Danish/Italian economist (1936–2017)

Bruno Amoroso (December 11, 1936 – January 20, 2017) was a Danish/Italian economist, author, and Emeritus Professor of Economics at the Department of Society and Globalization of the Roskilde University. He was internationally best known for his work on globalisation.

== Biography ==
Amoroso graduated in Economics at the University La Sapienza, in 1966 under the supervision of Federico Caffè.

After graduation, Amoroso started his academic career in 1970 as researcher and lecturer at the University of Copenhagen. In 1972 he moved to the University of Roskilde, where he eventually was appointed the Jean Monnet Chair at Roskilde University. Since 2007 he was Docent Emeritus at the University of Roskilde, Jean Monnet Chair. At the Roskilde University he has been President of the Federico Caffè Study Centre.

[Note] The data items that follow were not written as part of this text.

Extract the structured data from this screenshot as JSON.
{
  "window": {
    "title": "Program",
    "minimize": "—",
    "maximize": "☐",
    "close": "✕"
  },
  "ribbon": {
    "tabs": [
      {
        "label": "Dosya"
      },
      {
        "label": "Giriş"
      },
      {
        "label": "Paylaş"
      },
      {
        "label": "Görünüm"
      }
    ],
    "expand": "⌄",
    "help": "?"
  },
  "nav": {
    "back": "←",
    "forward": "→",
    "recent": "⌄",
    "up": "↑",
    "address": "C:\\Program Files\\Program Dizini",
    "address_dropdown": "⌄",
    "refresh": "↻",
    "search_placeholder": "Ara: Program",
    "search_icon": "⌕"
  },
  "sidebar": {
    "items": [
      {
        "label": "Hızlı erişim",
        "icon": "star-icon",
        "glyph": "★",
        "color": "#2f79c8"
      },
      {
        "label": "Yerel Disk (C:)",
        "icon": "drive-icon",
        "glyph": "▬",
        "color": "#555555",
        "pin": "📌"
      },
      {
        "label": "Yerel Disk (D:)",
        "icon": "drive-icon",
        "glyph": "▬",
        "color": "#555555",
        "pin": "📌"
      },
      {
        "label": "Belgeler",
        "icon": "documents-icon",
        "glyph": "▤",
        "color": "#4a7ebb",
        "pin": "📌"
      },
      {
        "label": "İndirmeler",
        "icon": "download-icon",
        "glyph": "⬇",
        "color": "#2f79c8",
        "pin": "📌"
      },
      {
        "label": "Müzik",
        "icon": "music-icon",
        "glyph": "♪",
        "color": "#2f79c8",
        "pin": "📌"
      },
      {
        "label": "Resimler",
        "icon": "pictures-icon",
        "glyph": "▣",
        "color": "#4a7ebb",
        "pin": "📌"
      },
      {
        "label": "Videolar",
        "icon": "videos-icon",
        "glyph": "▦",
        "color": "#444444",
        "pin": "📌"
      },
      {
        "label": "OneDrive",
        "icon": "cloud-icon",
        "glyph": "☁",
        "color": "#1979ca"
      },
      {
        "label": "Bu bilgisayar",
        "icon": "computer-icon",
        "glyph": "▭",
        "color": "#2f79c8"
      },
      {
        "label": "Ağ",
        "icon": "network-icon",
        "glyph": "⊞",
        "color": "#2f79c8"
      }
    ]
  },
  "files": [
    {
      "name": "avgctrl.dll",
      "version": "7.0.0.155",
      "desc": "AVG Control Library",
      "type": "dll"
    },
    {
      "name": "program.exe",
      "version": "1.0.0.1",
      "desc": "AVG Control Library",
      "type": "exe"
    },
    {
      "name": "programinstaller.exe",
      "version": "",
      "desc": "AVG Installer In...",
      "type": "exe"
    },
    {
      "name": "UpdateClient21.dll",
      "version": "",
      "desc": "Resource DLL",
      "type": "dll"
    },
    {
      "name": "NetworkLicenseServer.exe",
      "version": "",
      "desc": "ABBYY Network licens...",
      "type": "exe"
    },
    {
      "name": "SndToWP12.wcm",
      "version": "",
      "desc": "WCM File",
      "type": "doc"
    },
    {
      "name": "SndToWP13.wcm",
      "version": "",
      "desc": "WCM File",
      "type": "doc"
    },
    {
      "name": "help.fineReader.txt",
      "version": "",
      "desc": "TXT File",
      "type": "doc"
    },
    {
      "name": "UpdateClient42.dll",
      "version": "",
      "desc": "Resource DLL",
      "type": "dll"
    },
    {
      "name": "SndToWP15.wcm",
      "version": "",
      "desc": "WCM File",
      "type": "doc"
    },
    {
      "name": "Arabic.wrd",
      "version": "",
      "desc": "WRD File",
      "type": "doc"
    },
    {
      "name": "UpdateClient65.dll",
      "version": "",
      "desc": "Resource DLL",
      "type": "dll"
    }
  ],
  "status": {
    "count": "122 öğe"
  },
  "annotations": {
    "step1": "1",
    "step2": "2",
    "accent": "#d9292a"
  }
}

He has been particularly active in facilitating cultural exchanges, especially in social and economic issues, among Italy and the Scandinavian countries.

Amoroso was a professor also at the International University Bac Ha of Hanoi, Vietnam; guest professor at the University of Calabria (Italy), La Sapienza, Rome; Atalim (Ankara), Bari, and other universities.

His latest work was an auto-biography which he published in Italian.

Amoroso died on January 20, 2017, at the age of 80.

== Selected publications ==
- Amoroso, Bruno. On globalization: Capitalism in the 21st century. Macmillan, 1998.
- Amoroso, Bruno, Jespersen and Greve (eds). Globalisation and Welfare: A Festschrift for Bruno Amoroso, Roskilde University. Roskilde University, 2003.

Articles, a selection:
- Amoroso, Bruno. "Development and crisis of the Scandinavian model of labour relations in Denmark." European Industrial Relations (1990): 71-96.